Before we can understand the genetic code, we must first understand some basic genetics.
Genes and proteins are written in different "languages." Genes are encoded within DNA, which are made of nucleotides, while proteins are constructed out of amino acids. In order for a biological cell to make proteins, the genetic information from DNA has to be translated.

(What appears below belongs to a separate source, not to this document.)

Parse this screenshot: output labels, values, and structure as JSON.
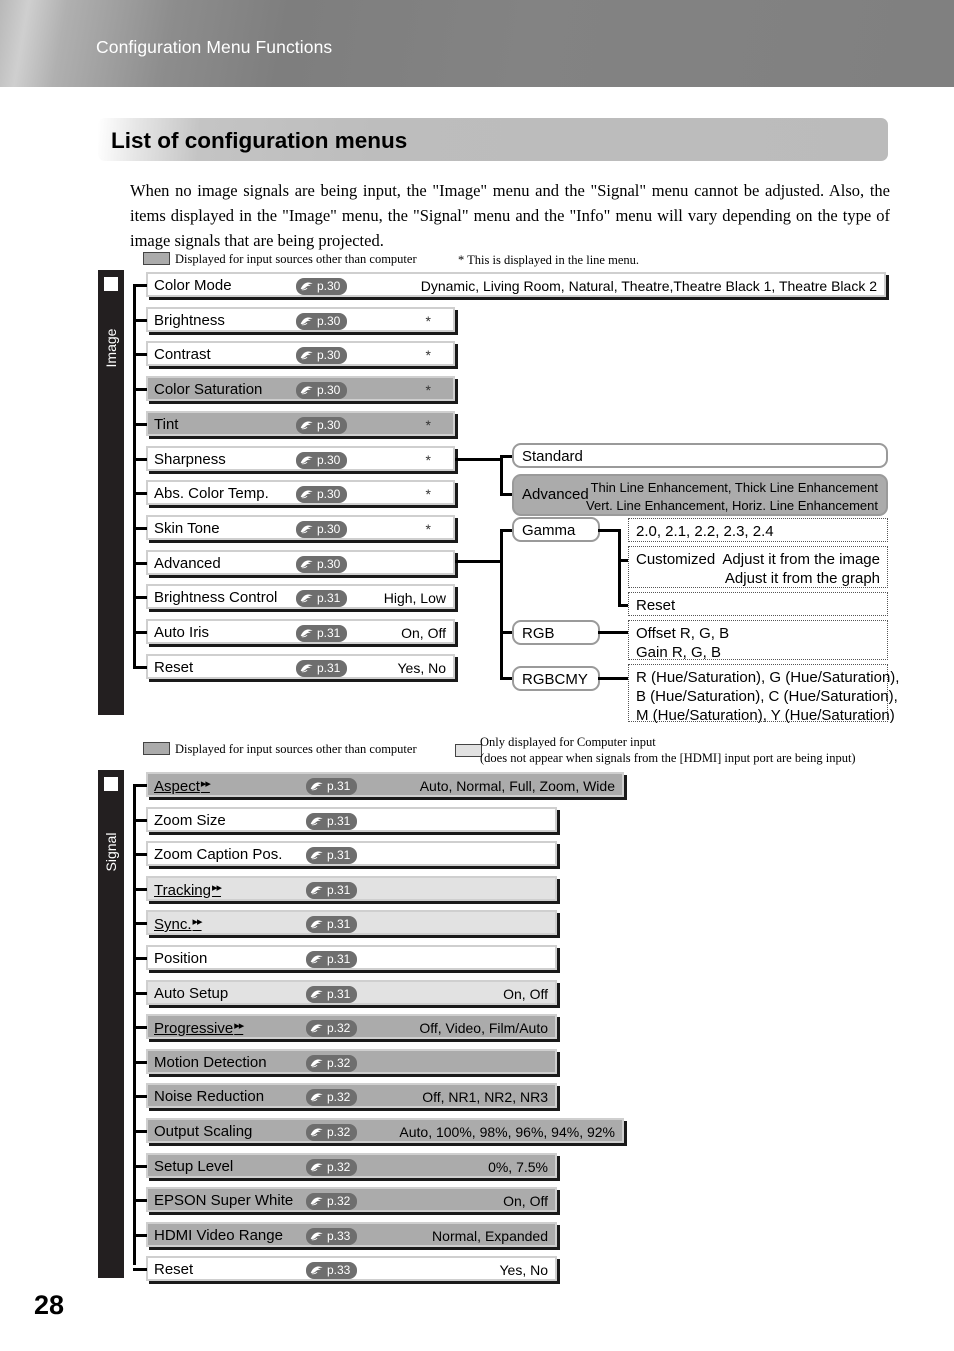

First, the gene encoded in DNA is transcripted into a single strand of mRNA (messenger RNA). This happens inside the cell nucleus in eukaryotes. DNA and mRNA are both sequences of nucleotides. In DNA, the nucleotides are adenine, guanine, cytosine, and thymine. In RNA, the thymine is replaced with uracil, but otherwise the sequences are the same.
The mRNA then moves outside the nucleus to the ribosomes (rRNA), where protein synthesis takes place. Ribosomes move along the mRNA strand, reading it three nucleotides at a time. At each three nucleotides, called a codon, a molecule of tRNA (transfer RNA) binds to them.
There are several dozen different kinds of tRNA. Each can bind to a different codon at one end, and one of twenty amino acids at the other end. The tRNA brings amino acids to the ribosome as the ribosome reads the mRNA, and the amino acids are joined together to make a polypeptide, which later folds into protein.